Boeing’s Cloaked Vision Revives Navy’s F/A-XX Sixth-Generation Fighter Race
At the Tailhook Symposium on August 28, Boeing reignited the U.S. Navy’s sixth-generation fighter contest by unveiling a mysterious new rendering of its F/A-XX proposal. The concept art showed a stealthy jet slipping through cloud cover, concealing major design elements such as canards, wingtips, and vertical tails. What stood out was a cockpit design resembling Boeing’s F-47 for the Air Force, paired with a smaller radome that could potentially integrate with advanced canard structures.
This unveiling comes at a pivotal moment. Rival Northrop Grumman has also released official artwork of its own F/A-XX concept, intensifying competition after Lockheed Martin was eliminated from the bidding process earlier this year.
The Pentagon’s fiscal 2026 budget request had set aside only $74–76 million for maintaining F/A-XX design options, raising concerns that the Navy’s next-generation fighter ambitions might stall. However, Congress has moved aggressively to bolster support: the Senate has proposed $1.4 billion, the House $972 million, and the Navy has listed $1.4 billion on its Unfunded Priorities List.
Senior Navy leaders, including Vice Adm. Daniel Cheever, have emphasized that air superiority is essential for future sea control, while Chief of Naval Operations nominee Adm. Daryl Caudle has told lawmakers the service has a validated requirement for a sixth-generation carrier aircraft.
Boeing has poured nearly $2 billion into new advanced production facilities in St. Louis, signaling its readiness to support both the Air Force’s F-47 and the Navy’s F/A-XX without overloading capacity. The company argues it can handle both projects simultaneously despite Pentagon worries that the industrial base could be stretched thin.
The F/A-XX is envisioned as a multirole strike fighter with air-to-air combat as a secondary role.
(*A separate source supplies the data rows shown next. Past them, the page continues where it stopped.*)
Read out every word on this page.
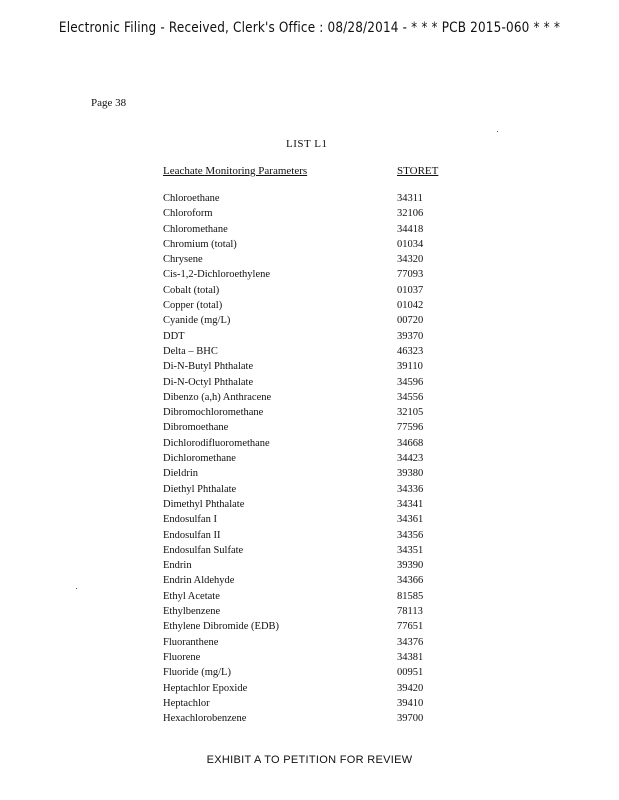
Electronic Filing - Received, Clerk's Office : 08/28/2014 - * * * PCB 2015-060 * * *
Page 38
LIST L1
Leachate Monitoring Parameters	STORET
Chloroethane	34311
Chloroform	32106
Chloromethane	34418
Chromium (total)	01034
Chrysene	34320
Cis-1,2-Dichloroethylene	77093
Cobalt (total)	01037
Copper (total)	01042
Cyanide (mg/L)	00720
DDT	39370
Delta – BHC	46323
Di-N-Butyl Phthalate	39110
Di-N-Octyl Phthalate	34596
Dibenzo (a,h) Anthracene	34556
Dibromochloromethane	32105
Dibromoethane	77596
Dichlorodifluoromethane	34668
Dichloromethane	34423
Dieldrin	39380
Diethyl Phthalate	34336
Dimethyl Phthalate	34341
Endosulfan I	34361
Endosulfan II	34356
Endosulfan Sulfate	34351
Endrin	39390
Endrin Aldehyde	34366
Ethyl Acetate	81585
Ethylbenzene	78113
Ethylene Dibromide (EDB)	77651
Fluoranthene	34376
Fluorene	34381
Fluoride (mg/L)	00951
Heptachlor Epoxide	39420
Heptachlor	39410
Hexachlorobenzene	39700
EXHIBIT A TO PETITION FOR REVIEW
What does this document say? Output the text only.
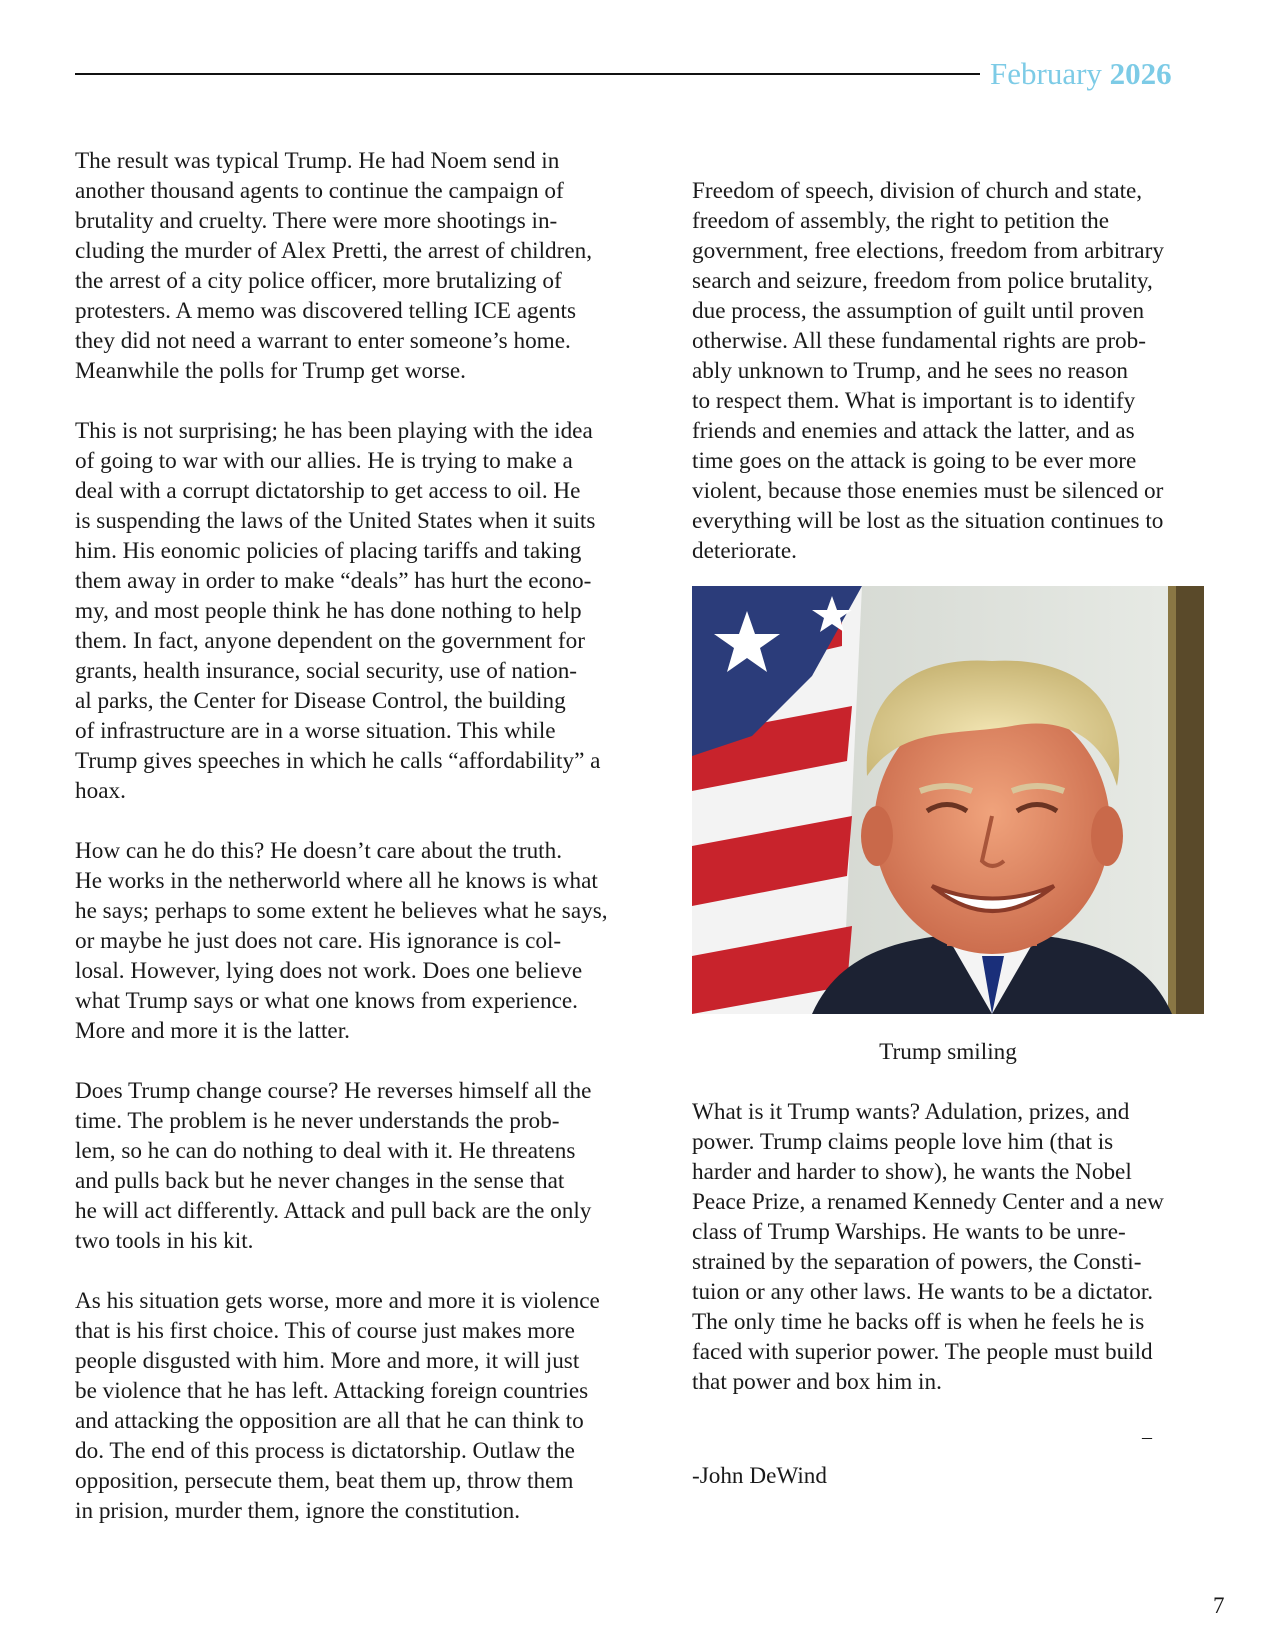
February 2026

The result was typical Trump. He had Noem send in
another thousand agents to continue the campaign of
brutality and cruelty. There were more shootings in-
cluding the murder of Alex Pretti, the arrest of children,
the arrest of a city police officer, more brutalizing of
protesters. A memo was discovered telling ICE agents
they did not need a warrant to enter someone’s home.
Meanwhile the polls for Trump get worse.

This is not surprising; he has been playing with the idea
of going to war with our allies. He is trying to make a
deal with a corrupt dictatorship to get access to oil. He
is suspending the laws of the United States when it suits
him. His eonomic policies of placing tariffs and taking
them away in order to make “deals” has hurt the econo-
my, and most people think he has done nothing to help
them. In fact, anyone dependent on the government for
grants, health insurance, social security, use of nation-
al parks, the Center for Disease Control, the building
of infrastructure are in a worse situation. This while
Trump gives speeches in which he calls “affordability” a
hoax.

How can he do this? He doesn’t care about the truth.
He works in the netherworld where all he knows is what
he says; perhaps to some extent he believes what he says,
or maybe he just does not care. His ignorance is col-
losal. However, lying does not work. Does one believe
what Trump says or what one knows from experience.
More and more it is the latter.

Does Trump change course? He reverses himself all the
time. The problem is he never understands the prob-
lem, so he can do nothing to deal with it. He threatens
and pulls back but he never changes in the sense that
he will act differently. Attack and pull back are the only
two tools in his kit.

As his situation gets worse, more and more it is violence
that is his first choice. This of course just makes more
people disgusted with him. More and more, it will just
be violence that he has left. Attacking foreign countries
and attacking the opposition are all that he can think to
do. The end of this process is dictatorship. Outlaw the
opposition, persecute them, beat them up, throw them
in prision, murder them, ignore the constitution.

Freedom of speech, division of church and state,
freedom of assembly, the right to petition the
government, free elections, freedom from arbitrary
search and seizure, freedom from police brutality,
due process, the assumption of guilt until proven
otherwise. All these fundamental rights are prob-
ably unknown to Trump, and he sees no reason
to respect them. What is important is to identify
friends and enemies and attack the latter, and as
time goes on the attack is going to be ever more
violent, because those enemies must be silenced or
everything will be lost as the situation continues to
deteriorate.

Trump smiling

What is it Trump wants? Adulation, prizes, and
power. Trump claims people love him (that is
harder and harder to show), he wants the Nobel
Peace Prize, a renamed Kennedy Center and a new
class of Trump Warships. He wants to be unre-
strained by the separation of powers, the Consti-
tuion or any other laws. He wants to be a dictator.
The only time he backs off is when he feels he is
faced with superior power. The people must build
that power and box him in.

–
-John DeWind
7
Requirements include supercruise capability, enhanced stealth, advanced networking, and a 25% range increase over current carrier fighters—potentially giving it a combat radius beyond 1,500 miles.
The Navy also expects the fighter to integrate into a broader system-of-systems alongside manned and unmanned platforms such as the MQ-25 Stingray, with roles ranging from strike and aerial combat to refueling, reconnaissance, targeting, and electronic warfare.
Unlike the Air Force’s adaptive-cycle engines planned for the F-47, the Navy favors derivative turbofans to reduce risk in demanding carrier operations. The design must also address carrier-unique challenges: reinforced structure for catapult launches and arrested landings, corrosion resistance for the sea environment, folding wings for deck storage, and stealth-optimized inlet and weight distribution.
Boeing’s shadowed design follows a lineage of earlier stealthy concepts dating back to 2013, which showcased tailless configurations, diverterless supersonic inlets, and radar-reducing contours. In contrast, Northrop Grumman’s artwork highlights a large radar aperture nose, bubble canopy, and spine-mounted intakes under the slogan “Project Power Anywhere.”
The F/A-XX program, rooted in a 2008 requirement and a 2012 request for information, aims to replace the F/A-18E/F Super Hornet and EA-18G Growler in the 2030s, while complementing the F-35C. Carrier-capable aircraft remain central to U.S. naval doctrine, providing mobile, independent airfields at sea. Without F/A-XX, the Navy warns that future air wings could become too dependent on aging Super Hornets and limited-range F-35Cs.
While the program nearly stalled in early 2025 as the Air Force’s F-47 took priority, congressional pressure has revived momentum. With Boeing and Northrop Grumman vying for dominance, a downselect decision in the coming years will define the shape of naval aviation for decades.
The Navy insists the timely introduction of F/A-XX is critical to maintaining U.S. power projection in contested environments, especially amid the rising threat of long-range Chinese missile systems. The race is now fully back on—and the future of the Navy’s air wings is once again in play.